As college classes digitally commenced this week, I was immersed in a very fascinating speech by my professor of Masterpieces of East Asian Literature. After introducing the course, she spent about 20 minutes articulating how little we will remember of her or our other peers in this class. In essence, she was reminding us of our finitude and ability to be forgotten. However, she explained that what we will remember—and what we ought to latch on to—are certain fragments and phrases of the texts we will read that touch our hearts. It was because of her words that I recalled and compiled nine passages from works of literature that have remained with me long after I turned the last page and placed the book back on my desk to sit idle.
"For each of us as women, there is a dark place within, where hidden and growing our true spirit rises, "beautiful/and tough as chestnut/stanchions against (y)our nightmare of weakness/" and of impotence...The woman's place of power within each of us is neither white nor surface; it is dark, it is ancient, and it is deep."
"A certain part of me has died as I've learned to leave behind the qualities of my youth—the overanxiousness, oversensitivity, and self-consciousness, not to mention arrogance and idealism, that diminish with life experience. I was a late bloomer, but at long last, I lost my innocence. Like anyone else when they're young, I harbored lofty expectations but lacked the self-knowledge to comprehend my own passions and vices."
"They say addiction might be linked to bipolar disorder. It's the chemicals in our brains, they say. I got the wrong chemicals, Ma. Or rather, I don't get enough of one or the other. They have a pill for it. They have an industry. They make millions. Did you know people get rich off of sadness? I want to meet the millionaire of American sadness.

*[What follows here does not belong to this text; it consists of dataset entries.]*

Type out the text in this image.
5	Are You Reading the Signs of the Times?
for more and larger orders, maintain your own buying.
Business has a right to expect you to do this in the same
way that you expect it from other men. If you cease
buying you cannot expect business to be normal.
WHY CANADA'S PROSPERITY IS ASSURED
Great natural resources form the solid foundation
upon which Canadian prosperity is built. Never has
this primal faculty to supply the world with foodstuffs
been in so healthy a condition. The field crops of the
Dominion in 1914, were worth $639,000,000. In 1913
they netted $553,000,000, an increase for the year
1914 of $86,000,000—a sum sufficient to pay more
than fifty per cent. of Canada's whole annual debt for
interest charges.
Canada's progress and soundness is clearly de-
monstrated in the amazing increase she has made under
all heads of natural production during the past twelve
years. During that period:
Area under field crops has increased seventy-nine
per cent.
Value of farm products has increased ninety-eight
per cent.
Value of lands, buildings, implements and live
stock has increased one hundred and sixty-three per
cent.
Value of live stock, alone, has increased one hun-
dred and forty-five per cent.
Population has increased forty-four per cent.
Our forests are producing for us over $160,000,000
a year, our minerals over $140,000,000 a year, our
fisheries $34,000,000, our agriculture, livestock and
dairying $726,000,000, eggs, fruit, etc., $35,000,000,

I want to look him in the eye, shake his hand, and say, 'It's been an honor to serve my country.'"
"Have patience with everything that remains unsolved in your heart. Try to love the questions themselves, like locked rooms and like books written in a foreign language. Do not now look for the answers. They cannot now be given to you because you could not live them. It is a question of experiencing everything. At present you need to live the question. Perhaps you will gradually, without even noticing it, find yourself experiencing the answer, some distant day."
"The axiom of equality states that x always equals x: it assumes that if you have a conceptual thing named x, that it must always be equivalent to itself, that it has a uniqueness about it, that it is in possession of something so irreducible that we might assume it is absolutely, unchangeably equivalent to itself for all time, that its very elementalness can never be altered. But it is impossible to prove. Always, absolutes, nevers: these are the words, as much as numbers, that make up the world of mathematics. Not everyone liked the axiom of equality—Dr. Li had once called it coy and twee, a fan dance of an axiom—but he had always appreciated how elusive it was, how the beauty of the equation itself would always be frustrated by the attempts to prove it. I was the kind of axiom that could drive you mad, that could consume you, that could easily become an entire life."
"Everyone succumbs to finitude. I suspect I am not the only one who reaches this pluperfect state. Most ambitions are either achieved or abandoned; either way, they belong to the past. The future, instead of the ladder toward the goals of life, flattens out into a perpetual present. Money, status, all the vanities the preacher of Ecclesiastes described, hold so little interest: a chasing after wind, indeed."
"And did you get what you wanted from this life, even so? I did. And what did you want? To call myself beloved, to feel myself beloved on the earth."
"All men have stars, but they are not the same things for different people. For some, who are travelers, the stars are guides. For others, they are no more than little lights in the sky. For others, who are scholars, they are problems...But all these stars are silent. You—You alone will have stars as no one else has them...In one of the stars, I shall be living. In one of them, I shall be laughing. And so it will be as if all the stars will be laughing when you look at the sky at night...You, only you, will have stars that can laugh! And when your sorrow is comforted (time soothes all sorrows), you will be content that you have known me...You will always be my friend. You will want to laugh with me. And you will sometimes open your window, so, for that pleasure...It will be as if, in place of the stars, I had given you a great number of little bells that knew how to laugh."
"If you stumble about believability, what are you living for? Love is hard to believe, ask any lover. Life is hard to believe, ask any scientist. God is hard to believe, ask any believer. What is your problem with hard to believe?"
As Percy Bysshe Shelley demonstrated in his sonnet "Ozymandias," the one thing that remained long after Ozymandias and his kingdom decayed into dust and oblivion was art. More specifically, the artist's sculpture and words that adorned the sculpture. As my professor wonderfully delineated, the poignant words etched into our minds and hearts will continue to be remembered long after everything else has ceased.